If you’ve ever tried smoky whisky and thought, “Cool, but I want more flavour, more texture, more oomph,” this is your bottle. The Quarter Cask style is all about amping up cask contact, which shows up in the glass as deeper vanilla, warmer spice, and a slightly fuller mouthfeel alongside that unmistakable Laphroaig medicinal smoke.
- Nose: Coastal peat smoke, iodine-like “bandage” notes (in the best way), vanilla, and a hint of toasted oak.
- Taste: Campfire smoke upfront, then sweet vanilla and caramel, peppery spice, and a salty, sea-air edge that screams Islay.
- Finish: Long and smoky, with lingering ash, oak spice, and a little sweet warmth hanging around like the last ember.
When to drink it: Neat after dinner when you want something bold, or with a splash of water to unlock more vanilla and spice, especially if you’re still making friends with peat.
Why Islay matters: Islay whisky is its own lane, it’s where Scotch gets wonderfully weird and wonderfully smoky.

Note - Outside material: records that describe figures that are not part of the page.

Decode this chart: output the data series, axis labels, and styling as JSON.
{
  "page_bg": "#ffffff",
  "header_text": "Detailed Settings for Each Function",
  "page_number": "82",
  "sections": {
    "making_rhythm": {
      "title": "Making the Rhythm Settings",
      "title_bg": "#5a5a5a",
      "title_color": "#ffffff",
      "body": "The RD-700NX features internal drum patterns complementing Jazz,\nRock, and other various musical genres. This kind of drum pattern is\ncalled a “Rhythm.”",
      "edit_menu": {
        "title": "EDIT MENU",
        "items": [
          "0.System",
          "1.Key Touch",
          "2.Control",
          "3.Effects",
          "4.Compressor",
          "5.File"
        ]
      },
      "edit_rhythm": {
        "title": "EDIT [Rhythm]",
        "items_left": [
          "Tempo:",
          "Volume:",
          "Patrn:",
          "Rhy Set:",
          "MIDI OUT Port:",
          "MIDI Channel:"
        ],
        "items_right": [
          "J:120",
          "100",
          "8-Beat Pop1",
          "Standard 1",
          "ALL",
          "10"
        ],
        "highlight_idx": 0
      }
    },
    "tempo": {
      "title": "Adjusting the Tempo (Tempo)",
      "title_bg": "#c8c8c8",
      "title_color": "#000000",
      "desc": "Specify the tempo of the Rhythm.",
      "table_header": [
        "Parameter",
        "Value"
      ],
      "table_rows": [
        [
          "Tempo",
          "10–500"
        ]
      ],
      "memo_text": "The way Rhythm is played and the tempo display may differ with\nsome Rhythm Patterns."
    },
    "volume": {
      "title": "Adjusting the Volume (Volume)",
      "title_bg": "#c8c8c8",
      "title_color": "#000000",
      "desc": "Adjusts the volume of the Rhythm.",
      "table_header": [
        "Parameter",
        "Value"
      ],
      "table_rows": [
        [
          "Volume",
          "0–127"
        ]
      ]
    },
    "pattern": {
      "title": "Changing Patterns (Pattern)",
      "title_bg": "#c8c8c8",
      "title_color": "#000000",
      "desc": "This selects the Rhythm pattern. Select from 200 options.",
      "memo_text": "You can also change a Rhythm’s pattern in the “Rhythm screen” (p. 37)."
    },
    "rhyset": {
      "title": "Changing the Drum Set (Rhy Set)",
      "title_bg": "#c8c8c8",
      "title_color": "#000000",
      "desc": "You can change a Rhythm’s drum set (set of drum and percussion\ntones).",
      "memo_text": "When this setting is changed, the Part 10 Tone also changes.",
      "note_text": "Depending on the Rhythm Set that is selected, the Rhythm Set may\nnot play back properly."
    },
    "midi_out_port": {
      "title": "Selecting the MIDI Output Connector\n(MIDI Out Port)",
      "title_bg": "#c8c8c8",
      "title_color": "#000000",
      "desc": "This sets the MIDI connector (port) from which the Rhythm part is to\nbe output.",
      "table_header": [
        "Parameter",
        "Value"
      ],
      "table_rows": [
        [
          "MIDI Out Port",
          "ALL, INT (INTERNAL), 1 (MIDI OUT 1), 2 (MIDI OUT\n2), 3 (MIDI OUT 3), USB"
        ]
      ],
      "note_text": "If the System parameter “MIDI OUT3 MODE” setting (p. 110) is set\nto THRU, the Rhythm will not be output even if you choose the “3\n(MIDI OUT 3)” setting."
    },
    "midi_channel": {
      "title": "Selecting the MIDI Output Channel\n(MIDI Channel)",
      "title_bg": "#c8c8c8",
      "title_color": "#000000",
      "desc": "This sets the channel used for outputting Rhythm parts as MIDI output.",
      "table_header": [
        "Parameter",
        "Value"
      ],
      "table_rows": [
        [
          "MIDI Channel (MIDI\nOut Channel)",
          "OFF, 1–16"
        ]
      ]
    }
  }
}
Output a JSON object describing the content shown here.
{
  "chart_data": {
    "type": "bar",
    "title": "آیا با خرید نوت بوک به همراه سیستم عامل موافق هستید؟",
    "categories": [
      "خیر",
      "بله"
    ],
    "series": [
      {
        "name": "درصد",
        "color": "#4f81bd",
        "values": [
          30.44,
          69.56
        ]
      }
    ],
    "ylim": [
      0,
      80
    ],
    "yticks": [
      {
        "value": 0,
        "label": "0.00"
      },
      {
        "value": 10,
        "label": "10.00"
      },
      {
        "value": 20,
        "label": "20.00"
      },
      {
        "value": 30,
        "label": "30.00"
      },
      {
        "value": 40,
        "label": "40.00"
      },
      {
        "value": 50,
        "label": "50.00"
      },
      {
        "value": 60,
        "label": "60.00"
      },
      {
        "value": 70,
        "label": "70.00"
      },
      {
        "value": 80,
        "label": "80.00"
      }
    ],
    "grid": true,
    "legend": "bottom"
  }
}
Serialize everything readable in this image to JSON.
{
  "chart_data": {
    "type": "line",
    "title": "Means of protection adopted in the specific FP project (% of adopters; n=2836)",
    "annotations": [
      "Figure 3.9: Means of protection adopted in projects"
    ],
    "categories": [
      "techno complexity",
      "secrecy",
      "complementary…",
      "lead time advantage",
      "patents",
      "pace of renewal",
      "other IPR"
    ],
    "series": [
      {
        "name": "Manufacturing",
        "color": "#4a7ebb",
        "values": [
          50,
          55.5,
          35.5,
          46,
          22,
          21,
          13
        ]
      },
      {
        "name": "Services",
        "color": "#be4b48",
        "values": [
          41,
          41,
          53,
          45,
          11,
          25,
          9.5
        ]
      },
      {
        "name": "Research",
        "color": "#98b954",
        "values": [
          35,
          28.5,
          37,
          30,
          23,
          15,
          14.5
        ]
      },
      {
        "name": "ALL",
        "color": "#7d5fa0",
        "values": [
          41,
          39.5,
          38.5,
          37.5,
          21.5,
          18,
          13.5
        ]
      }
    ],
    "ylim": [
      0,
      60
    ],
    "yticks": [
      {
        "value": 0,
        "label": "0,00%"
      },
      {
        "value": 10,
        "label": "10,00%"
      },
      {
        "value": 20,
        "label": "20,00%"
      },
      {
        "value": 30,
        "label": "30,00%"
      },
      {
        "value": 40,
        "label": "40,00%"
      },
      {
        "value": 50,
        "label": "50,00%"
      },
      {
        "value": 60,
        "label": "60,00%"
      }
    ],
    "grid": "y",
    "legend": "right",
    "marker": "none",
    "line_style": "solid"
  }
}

That island character (sea spray, peat smoke, and a touch of medicine-cabinet intensity) is exactly what people are chasing when they search for an Islay single malt.
How to use it at home: This is first and foremost a sipping whisky, but it also makes a mean, smoky Old Fashioned. Keep the sugar low, let the whisky do the talking, and use orange peel instead of anything too sweet. You’ll get bonfire-orange aromatics with a salty-smoky finish.
Discovery nudge: If Lagavulin 16 is your “special occasion” smoky Scotch, this feels like the more rugged, more in-your-face cousin. If you’ve only had lightly peated whisky and want to understand why people obsess over peat, this is the deep end, but you can still jump in.
Scotland does plenty of styles, but this one is for the drinker who wants flavour that doesn’t blink. It’s a single malt, so everything you’re tasting comes from one distillery, one loud, proud Islay point of view.